Por sua vez, Schkope, vendo sua artilharia, bagagens e dinheiro capturadas pelos brasileiros, empregou sua reserva para realizar um poderoso contra-ataque contra o flanco esquerdo brasileiro, que parece ter sido o que mais profundamente penetrou na formação holandesa, uma vez que, no flanco direito, os brasílicos caçavam os holandeses no alagadiço e ravina. O contra-ataque holandês fez recuar em desordem o regimento de Henrique Dias, e perigar todo o flanco esquerdo brasileiro. Neste momento, André Vidal de Negreiros, percebendo a gravidade da situação, constituiu uma nova reserva e atacou morro acima os holandeses. Travou-se então um ferrenho combate nos montes, nos quais se envolveram pessoalmente Fernandes Vieira e André Vidal de Negreiros, resultando em novo triunfo brasileiro, sucedendo-se um recuo holandês para suas formações no alto dos montes. Schkope recebeu uma grave ferida no tornozelo e por pouco não foi morto. À noite, os holandeses procederam a retirada para Afogados e em seguida para Recife.

Por qualquer ângulo que seja apreciada, a batalha de 19 de abril de 1648, a denominada 1a batalha de Guararapes, constituiu-se em decisiva e esmagadora vitória luso-brasileira. Taticamente, os brasílicos mantiveram a posse do terreno que escolheram para combater o inimigo. Além de muitas armas, dinheiro, medicamentos e 2 canhões de bronze, os brasileiros capturaram 33 das 61 bandeiras do exército da Companhia das Índias Ocidentais, incluindo o estandarte-geral com as armas dos Estados Gerais e da Companhia, símbolos incontestes do prestígio e honra de um exército nos campos de batalha na época. As baixas holandesas foram acachapantes, mais de 2.000, sendo 1.200 mortos, em que se contavam 2 coronéis, Vanelles e Haus, 22 capitães e outros176 oficiais; vários prisioneiros, dentre os quais o Coronel Kever, 4 sargentos-mores e oficiais diversos; e cerca de 700 feridos, portanto quase um terço do efetivo com que entrou em combate. A dimensão da derrota tirou muito do poder de combate da força remanescente de Schkope, que se retirou desmoralizada para Recife, de onde demoraria a sair novamente para fazer qualquer coisa. Do ponto de vista estratégico, teve duas consequências importantes: 1a) impediu o acesso dos holandeses por terra ao interior e ao sul da capitania, o que teria grande efeito junto à população que voltou às suas propriedades, reativando a produção de alimentos que era vital para a sustentação do exército patriota; 2a) tornou o cerco a Recife mais apertado e eficaz, porquanto consolidou o domínio da várzea e cercanias pelos patriotas.
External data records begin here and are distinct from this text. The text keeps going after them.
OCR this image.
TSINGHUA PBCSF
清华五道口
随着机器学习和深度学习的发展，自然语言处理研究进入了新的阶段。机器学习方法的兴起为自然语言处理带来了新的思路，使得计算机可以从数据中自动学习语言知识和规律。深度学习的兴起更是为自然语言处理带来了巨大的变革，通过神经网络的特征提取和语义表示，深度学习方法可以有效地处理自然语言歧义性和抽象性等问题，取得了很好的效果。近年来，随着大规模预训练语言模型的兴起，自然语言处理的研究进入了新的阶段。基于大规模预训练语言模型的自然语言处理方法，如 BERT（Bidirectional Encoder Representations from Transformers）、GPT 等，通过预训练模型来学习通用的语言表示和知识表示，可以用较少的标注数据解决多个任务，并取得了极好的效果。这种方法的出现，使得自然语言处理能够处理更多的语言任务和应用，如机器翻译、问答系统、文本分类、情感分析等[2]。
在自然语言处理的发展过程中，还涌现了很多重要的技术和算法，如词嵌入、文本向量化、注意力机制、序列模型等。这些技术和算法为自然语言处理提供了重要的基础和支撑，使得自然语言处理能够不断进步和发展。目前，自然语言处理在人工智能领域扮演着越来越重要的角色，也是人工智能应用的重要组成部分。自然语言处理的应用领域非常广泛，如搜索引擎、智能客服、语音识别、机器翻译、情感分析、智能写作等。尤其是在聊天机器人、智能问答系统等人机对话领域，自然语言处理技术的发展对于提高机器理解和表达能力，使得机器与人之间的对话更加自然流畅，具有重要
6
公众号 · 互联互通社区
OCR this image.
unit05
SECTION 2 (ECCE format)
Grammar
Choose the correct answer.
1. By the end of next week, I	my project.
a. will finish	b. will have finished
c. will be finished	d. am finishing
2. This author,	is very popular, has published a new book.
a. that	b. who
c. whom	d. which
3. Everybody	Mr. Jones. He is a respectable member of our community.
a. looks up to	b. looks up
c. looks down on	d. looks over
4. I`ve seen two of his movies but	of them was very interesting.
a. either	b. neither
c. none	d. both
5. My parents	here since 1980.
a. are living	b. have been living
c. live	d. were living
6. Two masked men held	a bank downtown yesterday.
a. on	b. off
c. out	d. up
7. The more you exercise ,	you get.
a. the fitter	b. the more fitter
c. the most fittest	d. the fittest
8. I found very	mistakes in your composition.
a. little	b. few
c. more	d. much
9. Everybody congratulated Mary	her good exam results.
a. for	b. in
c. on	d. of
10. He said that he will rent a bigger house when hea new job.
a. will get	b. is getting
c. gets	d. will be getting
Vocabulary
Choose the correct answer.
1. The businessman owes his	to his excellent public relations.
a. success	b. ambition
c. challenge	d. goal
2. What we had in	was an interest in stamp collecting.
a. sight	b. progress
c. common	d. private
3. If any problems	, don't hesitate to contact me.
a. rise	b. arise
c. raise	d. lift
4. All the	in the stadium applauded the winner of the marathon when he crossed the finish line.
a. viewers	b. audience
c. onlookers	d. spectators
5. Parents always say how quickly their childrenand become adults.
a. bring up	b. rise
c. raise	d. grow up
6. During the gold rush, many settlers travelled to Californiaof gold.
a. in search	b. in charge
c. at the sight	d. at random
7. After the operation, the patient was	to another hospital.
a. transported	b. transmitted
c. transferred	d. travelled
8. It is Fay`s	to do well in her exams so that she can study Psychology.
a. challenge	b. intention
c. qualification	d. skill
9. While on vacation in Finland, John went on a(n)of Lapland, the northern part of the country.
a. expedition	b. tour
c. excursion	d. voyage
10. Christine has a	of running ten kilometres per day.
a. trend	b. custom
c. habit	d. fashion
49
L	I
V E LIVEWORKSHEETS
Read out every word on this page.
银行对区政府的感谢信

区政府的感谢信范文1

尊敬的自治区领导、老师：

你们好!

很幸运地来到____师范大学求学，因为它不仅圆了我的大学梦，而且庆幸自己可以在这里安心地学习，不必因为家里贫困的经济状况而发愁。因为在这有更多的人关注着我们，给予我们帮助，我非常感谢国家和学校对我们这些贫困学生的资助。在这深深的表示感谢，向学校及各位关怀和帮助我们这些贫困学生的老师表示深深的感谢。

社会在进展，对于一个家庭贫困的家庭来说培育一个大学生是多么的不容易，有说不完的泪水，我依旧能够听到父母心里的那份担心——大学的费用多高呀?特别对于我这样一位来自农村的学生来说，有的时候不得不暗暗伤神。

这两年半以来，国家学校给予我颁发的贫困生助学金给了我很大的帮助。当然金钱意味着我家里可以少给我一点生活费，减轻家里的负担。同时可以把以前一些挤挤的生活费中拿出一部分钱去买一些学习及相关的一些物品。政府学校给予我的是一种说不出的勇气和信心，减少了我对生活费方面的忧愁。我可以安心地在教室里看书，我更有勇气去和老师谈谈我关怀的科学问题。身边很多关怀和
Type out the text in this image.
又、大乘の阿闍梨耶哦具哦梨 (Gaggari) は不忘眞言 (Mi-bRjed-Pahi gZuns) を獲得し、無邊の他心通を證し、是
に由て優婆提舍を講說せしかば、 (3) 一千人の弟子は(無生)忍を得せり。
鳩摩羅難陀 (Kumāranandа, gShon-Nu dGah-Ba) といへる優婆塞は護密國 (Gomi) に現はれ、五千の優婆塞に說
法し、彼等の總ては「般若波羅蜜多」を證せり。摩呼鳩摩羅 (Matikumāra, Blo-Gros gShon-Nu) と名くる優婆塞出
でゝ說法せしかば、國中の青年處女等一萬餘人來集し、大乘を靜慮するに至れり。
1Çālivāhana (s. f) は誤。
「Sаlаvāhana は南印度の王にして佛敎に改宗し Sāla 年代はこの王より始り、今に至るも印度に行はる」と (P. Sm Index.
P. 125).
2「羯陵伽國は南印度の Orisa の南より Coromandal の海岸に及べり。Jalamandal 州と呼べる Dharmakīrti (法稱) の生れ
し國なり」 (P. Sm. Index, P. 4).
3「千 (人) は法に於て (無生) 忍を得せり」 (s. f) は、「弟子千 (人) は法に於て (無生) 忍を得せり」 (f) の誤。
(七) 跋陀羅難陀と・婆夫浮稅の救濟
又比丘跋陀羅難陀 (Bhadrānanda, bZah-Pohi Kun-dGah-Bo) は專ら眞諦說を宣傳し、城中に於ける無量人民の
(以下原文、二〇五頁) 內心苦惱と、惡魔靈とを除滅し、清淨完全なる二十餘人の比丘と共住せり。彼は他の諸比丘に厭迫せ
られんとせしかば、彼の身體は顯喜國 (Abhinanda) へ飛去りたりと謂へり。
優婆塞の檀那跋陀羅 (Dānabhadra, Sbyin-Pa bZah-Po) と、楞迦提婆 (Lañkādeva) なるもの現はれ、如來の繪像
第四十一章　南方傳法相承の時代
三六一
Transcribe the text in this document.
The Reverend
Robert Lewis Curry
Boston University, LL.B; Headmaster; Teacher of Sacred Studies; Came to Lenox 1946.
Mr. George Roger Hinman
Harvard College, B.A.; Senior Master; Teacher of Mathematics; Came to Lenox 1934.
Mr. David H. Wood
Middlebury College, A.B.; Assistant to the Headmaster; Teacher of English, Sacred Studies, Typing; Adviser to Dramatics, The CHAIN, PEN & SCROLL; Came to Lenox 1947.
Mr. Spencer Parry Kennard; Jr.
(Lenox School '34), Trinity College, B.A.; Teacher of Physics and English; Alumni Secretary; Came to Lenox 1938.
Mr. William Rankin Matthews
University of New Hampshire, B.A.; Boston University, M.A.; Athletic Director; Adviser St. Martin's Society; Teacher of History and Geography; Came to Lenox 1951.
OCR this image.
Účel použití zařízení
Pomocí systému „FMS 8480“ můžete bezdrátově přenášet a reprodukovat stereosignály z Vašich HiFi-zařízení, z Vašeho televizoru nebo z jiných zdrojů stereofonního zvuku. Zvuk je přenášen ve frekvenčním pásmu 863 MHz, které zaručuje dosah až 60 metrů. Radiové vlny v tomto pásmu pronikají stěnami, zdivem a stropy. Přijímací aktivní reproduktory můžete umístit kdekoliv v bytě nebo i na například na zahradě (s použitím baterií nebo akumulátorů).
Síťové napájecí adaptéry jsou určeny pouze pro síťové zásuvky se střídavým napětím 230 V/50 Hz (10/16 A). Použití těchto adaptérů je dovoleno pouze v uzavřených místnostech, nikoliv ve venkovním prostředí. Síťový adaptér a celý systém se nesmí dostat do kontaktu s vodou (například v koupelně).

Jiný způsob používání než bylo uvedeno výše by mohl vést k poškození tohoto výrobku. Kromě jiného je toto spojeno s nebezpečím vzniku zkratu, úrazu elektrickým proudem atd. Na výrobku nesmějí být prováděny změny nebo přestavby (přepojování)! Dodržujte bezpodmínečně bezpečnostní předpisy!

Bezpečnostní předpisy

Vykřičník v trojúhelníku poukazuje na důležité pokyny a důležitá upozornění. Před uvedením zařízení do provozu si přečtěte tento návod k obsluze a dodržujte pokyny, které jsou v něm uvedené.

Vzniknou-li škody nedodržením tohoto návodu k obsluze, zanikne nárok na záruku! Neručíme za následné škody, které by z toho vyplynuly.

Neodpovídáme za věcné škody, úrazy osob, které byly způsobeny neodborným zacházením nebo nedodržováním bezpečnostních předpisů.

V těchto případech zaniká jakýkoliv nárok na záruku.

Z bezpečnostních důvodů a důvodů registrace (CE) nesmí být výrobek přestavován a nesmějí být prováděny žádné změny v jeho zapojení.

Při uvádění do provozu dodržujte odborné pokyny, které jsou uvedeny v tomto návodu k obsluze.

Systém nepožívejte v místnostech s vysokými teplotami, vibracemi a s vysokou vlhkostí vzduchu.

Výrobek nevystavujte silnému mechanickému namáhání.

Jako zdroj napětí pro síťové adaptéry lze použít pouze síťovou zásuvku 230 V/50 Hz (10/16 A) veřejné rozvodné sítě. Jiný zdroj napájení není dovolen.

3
E politicamente deu a Portugal uma vantagem, que ainda que não tenha sido imediatamente aproveitada, pesou, certamente, nas difíceis negociações em se achava envolvido.

Em 19 de abril de 1648 reuniram-se para lutar contra o invasor homens de todas as cores, negros, índios e brancos, decididos a defender seu modo de vida e sua terra, pela primeira vez mencionada como Pátria. 

Guararapes foi mais do que uma vitória militar, foi o marco do nascimento de uma nação.

Quando retornou da Europa, ao término da Segunda Guerra Mundial, o General João Batista Mascarenhas de Moraes, acompanhado de seu oficial de operações, o Tenente-Coronel Humberto de Alencar Castello Branco, veio depositar os louros da vitória da Força Expedicionária Brasileira no campo sagrado de Guararapes.

Feliz o Exército que tem por berço o Altar da Pátria.